The affordability crisis is getting worse in Ohio and the U.S., but it’s not new

Jun 3, 2026 | News

^ Welcome $ News $ The affordability crisis is getting worse in Ohio and the U.S., but it’s not new

Workers directing people through Faith Fellowship’s food pantry. (Photo by Nick Evans, Ohio Capital Journal.)

With prices for gas, utilities, and groceries going up, financial stress is one of the most pressing issues in this year’s midterms. More than 40% of Ohio households are not able to make ends meet, a new analysis shows, including 73% of Ohio single-parent households.

The analysis by the Brookings Institution shows that the issue stretches at least all the way back to 2014, and that a huge swath of the population has been affected. That’s particularly true of people of color and especially true of single parents.

The think tank last week published the first in a series of articles titled States of Affordability, and it broke its analysis down to the state and county level.

“This mix of states shows that although headlines often focus on the cost of housing in big cities such as New York City and San Francisco, affordability crises emerge from a variety of pressures depending on the state or region, such as stagnant wages, child care costs, transportation burdens, and weak job markets,” it said.

The think tank estimated “the cost of living in every U.S. county by bundling housing, food, childcare, healthcare, transportation, and miscellaneous necessities such as utilities for different household types, from single adults to larger families with children.”

Significantly, it did not include student and medical debt in that calculation. So its estimates of hope many are having difficulty making ends meet are likely to be conservative.

The study used U.S. Census data on income to determine what percentage of families were able to pay their bills.

The results may explain some of the frustration among the electorate.

In 2024, 45.5% of households in the country were not making enough to cover their expenses — and that was before the start of the most recent inflationary cycle.

Ohioans fared better than average, with 40.6% not making enough to make ends meet, the analysis said. 

But at the county level, there are disparities.

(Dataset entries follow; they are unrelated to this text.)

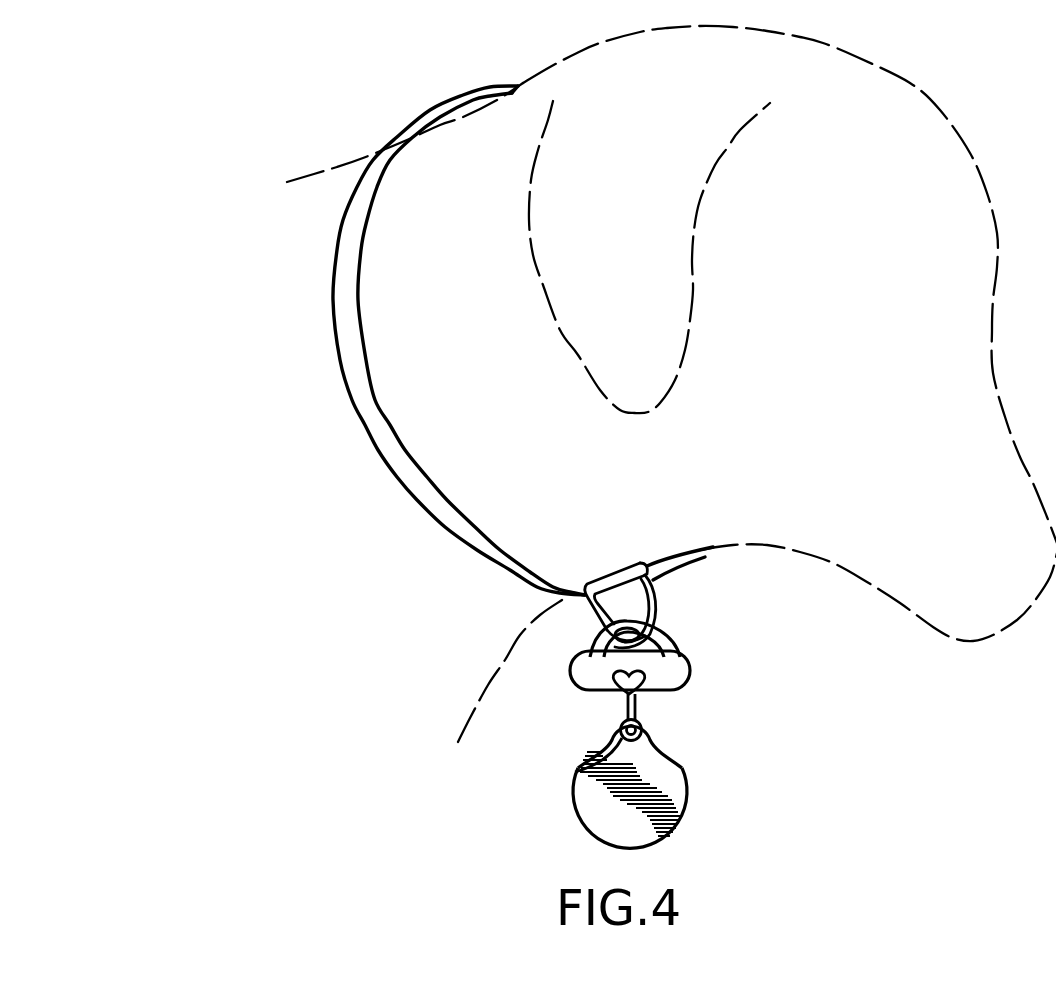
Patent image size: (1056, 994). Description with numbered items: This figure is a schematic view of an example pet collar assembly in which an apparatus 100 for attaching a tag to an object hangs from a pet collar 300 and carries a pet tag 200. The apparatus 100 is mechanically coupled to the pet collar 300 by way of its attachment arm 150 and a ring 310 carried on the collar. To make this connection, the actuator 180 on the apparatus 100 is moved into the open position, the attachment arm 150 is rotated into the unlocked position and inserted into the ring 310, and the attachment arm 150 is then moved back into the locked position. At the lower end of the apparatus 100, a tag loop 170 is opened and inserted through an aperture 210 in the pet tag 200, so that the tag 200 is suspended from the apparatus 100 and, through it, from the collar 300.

The pet collar 300 is at (356, 386).
The ring 310 is at (618, 575).
The attachment arm 150 is at (668, 636).
The apparatus for attaching a tag to an object 100 is at (690, 668).
The actuator 180 is at (640, 700).
The tag loop 170 is at (626, 707).
The pet tag 200 is at (690, 792).
The aperture 210 is at (578, 771).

Families in some counties in Southeastern Ohio were making ends meet at a significantly lower rate than in Delaware County, for example.

More stark were demographic disparities.

Among white Ohio’s families, 63.2% were making ends meet in 2024. For Hispanic families, that figure dropped to 47.3%, and for Black families, it dropped to 41.8%.

In other words, most Ohio families of color — 54.2% — didn’t have enough money to pay the bills in 2024.

But even more determinate was household composition. 

The Brookings report said that in Ohio in 2024, a full 73% of single-parent households couldn’t make ends meet.

Between 2014 and 2024, there was a single bump in the percentage of families that had enough to pay the bills, and it came during the pandemic. 

The percentage of Ohio families making ends meet rose to 68.5% at the end of 2022. Two years later, it had dropped to 59.4%.

“In nearly every year from 2014 to 2024, more than 40% of American households have struggled to make ends meet,” the Brookings report said.

“The only exception over this period was during the COVID-19 pandemic recovery in 2021 and 2022, when federal stimulus checks and expanded tax credits provided a significant but temporary boost to post-tax incomes.”

It added, “The expiration of these federal policy interventions, coupled with rising costs, drove the share of households making ends meet sharply downward. While the share of households making ends meet increased by two percentage points over the decade, that share dropped by a full 10 percentage points in just two years following the COVID-19 pandemic, from 2022 to 2024, erasing most of the gains made earlier in the decade.”

And while the political debate over affordability tends to focus on the prices of things, the Brookings report said that’s only half the picture.

“When the costs for housing, health care, education, and food rise faster than wages, families fall behind not because they are failing, but because the math no longer works in their favor,” the report said.

“But more affordable lives are within reach: As of 2024, 37.9 million U.S. households could afford to make ends meet with a raise of $10 an hour. Additionally, if costs declined by $500 per month, another 10 million households could make ends meet.”